El mundo, la carne y
la juventud
De todos
modos, las especulaciones de Tomás de Aquino y su vida serena dentro de
conventos pueden parecer muy distintas de nuestro mundo acelerado, de las
explosivas noches de movida juvenil, y del culto a la imagen y al cuerpo tan al
cabo de la calle. Pienso sinceramente que no es así. No consta que Tomás de
Aquino supiera esquiar pero valoraba en mucho la nieve, los árboles, los ríos y
todo lo real...¡Cuanto más valoraría a la persona humana! Tomás sabía que el
culto no es para el cuerpo sino el cuerpo para el culto; para el amor. La
corporeidad humana la entendía transida del valor y dignidad de un alma libre e
inmortal. El cuerpo adquiere así su mayor atractivo porque posiciona un
espíritu con personalidad propia, con virtudes, con iniciativa, con una visión
positiva de la vida y un realismo propio de cada edad. Un realismo que hace
avanzar en grados de sabiduría a lo largo de la vida.
Tomás, en sus ratos de reflexión y de
alegre convivencia, valoró más la compañía que la comunicación, sin desdeñar a
esta última. Le fueron gratas tantas imágenes que le servían de puentes
levadizos para entender el por qué de los seres y de sí mismo; pero él no
funcionó de cara a la galería. Desde sus pensamientos en claustros y en aulas
universitarias, su férrea disciplina mental y su vida de austera pobreza
construyeron una cosmovisión que ha sido mundialmente valorada y definida por
la Iglesia Católica –Universal- como la metafísica natural del conocimiento
humano. San Juan Pablo II, de acuerdo con sus predecesores, afirmó que el
pensamiento de santo Tomás “alcanzó cotas que la inteligencia humana jamás
podría haber pensado. (“Fides et ratio”, 44).

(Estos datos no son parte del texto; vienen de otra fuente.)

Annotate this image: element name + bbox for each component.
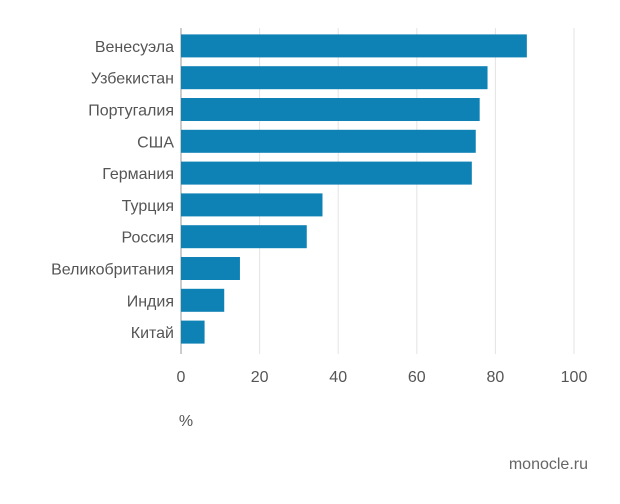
bar xyxy=(181,193,323,217)
x-tick-labels: 0 20 40 60 80 100 xyxy=(177,369,588,386)
x-tick-label: 60 xyxy=(408,369,426,386)
x-unit-label: % xyxy=(179,413,193,430)
category-label: Германия xyxy=(102,166,174,183)
bar xyxy=(181,34,527,58)
category-label: Великобритания xyxy=(51,262,174,279)
bar xyxy=(181,161,472,185)
x-tick-label: 20 xyxy=(251,369,269,386)
category-label: Португалия xyxy=(88,103,174,120)
bars xyxy=(181,34,527,344)
bar xyxy=(181,257,240,280)
category-label: Россия xyxy=(122,230,174,247)
bar xyxy=(181,98,480,121)
source-credit: monocle.ru xyxy=(508,456,588,473)
x-tick-label: 80 xyxy=(487,369,505,386)
x-tick-label: 100 xyxy=(561,369,588,386)
category-label: Венесуэла xyxy=(95,39,174,56)
bar xyxy=(181,129,476,153)
bar xyxy=(181,66,488,90)
category-label: Китай xyxy=(131,325,174,342)
x-tick-label: 0 xyxy=(177,369,186,386)
category-label: США xyxy=(137,134,174,151)
x-tick-label: 40 xyxy=(329,369,347,386)
bar xyxy=(181,225,307,249)
category-labels: Венесуэла Узбекистан Португалия США Германия… xyxy=(51,39,174,342)
bar xyxy=(181,320,205,344)
category-label: Индия xyxy=(127,293,174,310)
category-label: Турция xyxy=(122,198,174,215)
bar xyxy=(181,288,225,312)
category-label: Узбекистан xyxy=(91,71,174,88)
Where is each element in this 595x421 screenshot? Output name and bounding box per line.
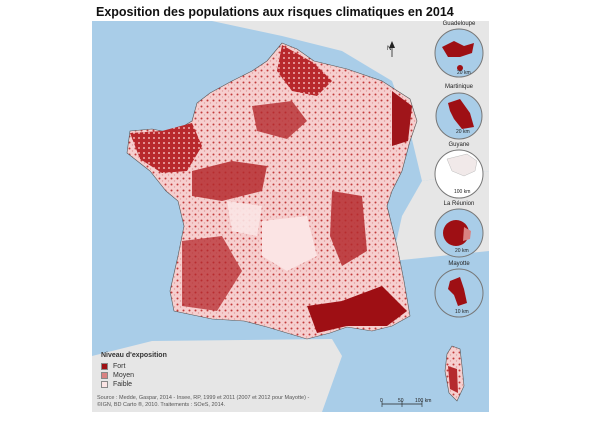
inset-guadeloupe — [434, 28, 484, 78]
legend-item-moyen: Moyen — [101, 371, 167, 380]
north-arrow-icon — [389, 41, 395, 57]
inset-label-mayotte: Mayotte — [448, 261, 470, 267]
inset-guyane — [434, 149, 484, 199]
source-note: Source : Medde, Gaspar, 2014 - Insee, RP… — [97, 395, 347, 409]
inset-label-guadeloupe: Guadeloupe — [442, 21, 476, 27]
legend-swatch-moyen — [101, 372, 108, 379]
inset-scale-martinique: 20 km — [456, 129, 470, 135]
legend-swatch-faible — [101, 381, 108, 388]
inset-label-martinique: Martinique — [444, 84, 473, 90]
legend-item-faible: Faible — [101, 380, 167, 389]
legend: Niveau d'exposition Fort Moyen Faible — [101, 352, 167, 389]
scale-tick-100: 100 km — [415, 398, 432, 404]
inset-reunion — [434, 208, 484, 258]
neighbour-land-spain — [92, 339, 342, 412]
legend-label-fort: Fort — [113, 363, 126, 370]
exposure-brittany — [130, 123, 202, 173]
legend-swatch-fort — [101, 363, 108, 370]
map-canvas — [92, 21, 489, 412]
legend-item-fort: Fort — [101, 362, 167, 371]
inset-martinique — [435, 92, 483, 140]
inset-scale-mayotte: 10 km — [455, 309, 469, 315]
map-frame — [92, 21, 489, 412]
exposure-loire — [192, 161, 267, 201]
exposure-paris — [252, 101, 307, 139]
inset-label-guyane: Guyane — [448, 142, 470, 148]
exposure-south — [307, 286, 407, 333]
legend-title: Niveau d'exposition — [101, 352, 167, 359]
inset-label-reunion: La Réunion — [443, 201, 475, 207]
scale-tick-0: 0 — [380, 398, 383, 404]
legend-label-moyen: Moyen — [113, 372, 135, 379]
scale-bar — [381, 401, 423, 407]
exposure-massif — [227, 201, 262, 236]
exposure-southwest — [182, 236, 242, 311]
corsica-fort — [448, 366, 458, 393]
inset-scale-guadeloupe: 20 km — [457, 70, 471, 76]
exposure-rhone — [330, 191, 367, 266]
legend-label-faible: Faible — [113, 381, 133, 388]
inset-scale-guyane: 100 km — [454, 189, 471, 195]
source-line-2: ©IGN, BD Carto ®, 2010. Traitements : SO… — [97, 402, 226, 408]
exposure-north — [277, 45, 332, 96]
exposure-alsace — [392, 91, 412, 146]
source-line-1: Source : Medde, Gaspar, 2014 - Insee, RP… — [97, 395, 310, 401]
map-title: Exposition des populations aux risques c… — [96, 5, 454, 19]
scale-tick-50: 50 — [398, 398, 404, 404]
exposure-centre-faible — [262, 216, 317, 271]
inset-mayotte — [434, 268, 484, 318]
inset-scale-reunion: 20 km — [455, 248, 469, 254]
neighbour-land — [212, 21, 489, 181]
north-label: N — [387, 46, 392, 52]
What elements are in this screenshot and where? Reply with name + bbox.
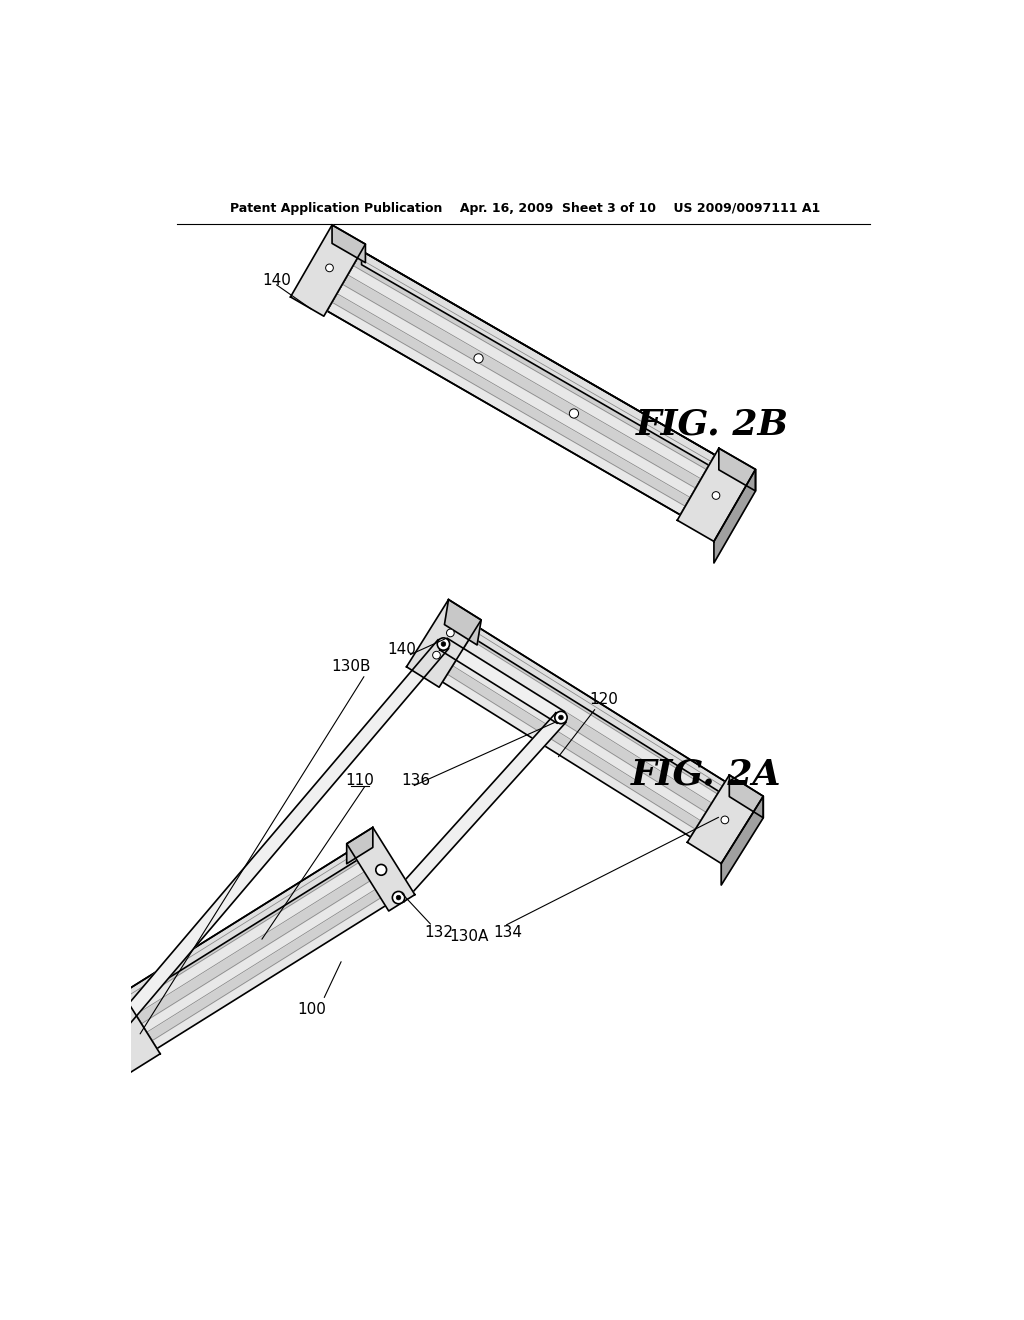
Text: 130B: 130B — [332, 659, 372, 675]
Text: 120: 120 — [590, 692, 618, 708]
Polygon shape — [729, 775, 763, 818]
Polygon shape — [122, 842, 367, 998]
Polygon shape — [361, 251, 715, 469]
Polygon shape — [477, 627, 725, 796]
Polygon shape — [407, 599, 481, 688]
Circle shape — [721, 816, 729, 824]
Text: FIG. 2B: FIG. 2B — [636, 407, 788, 441]
Polygon shape — [347, 828, 373, 863]
Polygon shape — [687, 775, 763, 863]
Text: 132: 132 — [424, 925, 453, 940]
Polygon shape — [474, 627, 725, 787]
Text: 136: 136 — [401, 774, 430, 788]
Polygon shape — [85, 986, 118, 1027]
Text: Patent Application Publication    Apr. 16, 2009  Sheet 3 of 10    US 2009/009711: Patent Application Publication Apr. 16, … — [229, 202, 820, 215]
Polygon shape — [714, 470, 756, 562]
Circle shape — [376, 865, 387, 875]
Polygon shape — [348, 265, 707, 479]
Text: 134: 134 — [494, 925, 522, 940]
Polygon shape — [146, 882, 393, 1040]
Polygon shape — [291, 224, 366, 317]
Polygon shape — [85, 986, 160, 1074]
Polygon shape — [719, 449, 756, 491]
Circle shape — [441, 642, 445, 647]
Circle shape — [474, 354, 483, 363]
Polygon shape — [85, 1007, 128, 1094]
Circle shape — [326, 264, 334, 272]
Polygon shape — [130, 854, 377, 1015]
Polygon shape — [458, 648, 712, 812]
Polygon shape — [342, 275, 701, 488]
Polygon shape — [125, 846, 372, 1006]
Circle shape — [392, 891, 404, 904]
Circle shape — [569, 409, 579, 418]
Circle shape — [559, 715, 563, 719]
Polygon shape — [136, 863, 383, 1024]
Polygon shape — [439, 638, 564, 723]
Circle shape — [712, 491, 720, 499]
Polygon shape — [332, 293, 690, 507]
Text: 140: 140 — [262, 273, 291, 288]
Polygon shape — [447, 665, 700, 829]
Polygon shape — [141, 873, 388, 1032]
Polygon shape — [357, 251, 715, 462]
Text: FIG. 2A: FIG. 2A — [631, 758, 781, 792]
Polygon shape — [347, 828, 415, 911]
Polygon shape — [721, 796, 763, 884]
Circle shape — [446, 630, 455, 636]
Polygon shape — [393, 713, 566, 903]
Polygon shape — [453, 657, 707, 821]
Polygon shape — [442, 675, 695, 837]
Circle shape — [433, 651, 440, 659]
Polygon shape — [337, 284, 695, 498]
Circle shape — [555, 711, 567, 723]
Text: 140: 140 — [387, 642, 416, 657]
Polygon shape — [444, 599, 481, 645]
Circle shape — [437, 638, 450, 651]
Polygon shape — [469, 631, 722, 793]
Polygon shape — [353, 257, 711, 470]
Polygon shape — [332, 224, 366, 263]
Polygon shape — [122, 842, 364, 1007]
Polygon shape — [327, 302, 685, 515]
Polygon shape — [464, 639, 718, 803]
Polygon shape — [327, 251, 715, 515]
Text: 110: 110 — [345, 774, 375, 788]
Polygon shape — [677, 449, 756, 541]
Polygon shape — [118, 640, 449, 1026]
Text: 130A: 130A — [450, 928, 489, 944]
Circle shape — [396, 895, 400, 900]
Polygon shape — [152, 890, 398, 1048]
Text: 100: 100 — [297, 1002, 326, 1016]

Hoy, desde nuestra vertiginosa sociedad
de la imagen y de la comunicación no está la solución –al menos para una gran
mayoría de personas- en retirarse a vivir a idílicos lugares de paz; aunque sea
bueno y bonito conocerlos. Lo que si parece
conveniente es tener un castillo amurallado en la personalidad. Esta
valiente fortificación empieza a construirse por una sólida educación de la
mente y de la voluntad. Profesores que conozcan bien la obra tomista,
asimilándola personalmente y enriqueciéndola con otras valiosas aportaciones,
pueden ayudar a conectar la austera y rigurosa lógica del tomismo con las
aspiraciones más profundas y actuales de la persona humana. Tomás de Aquino ha
dicho mucho con su vida y con su obra; pienso que muy especialmente a la
juventud, con la que siempre quiso estar”.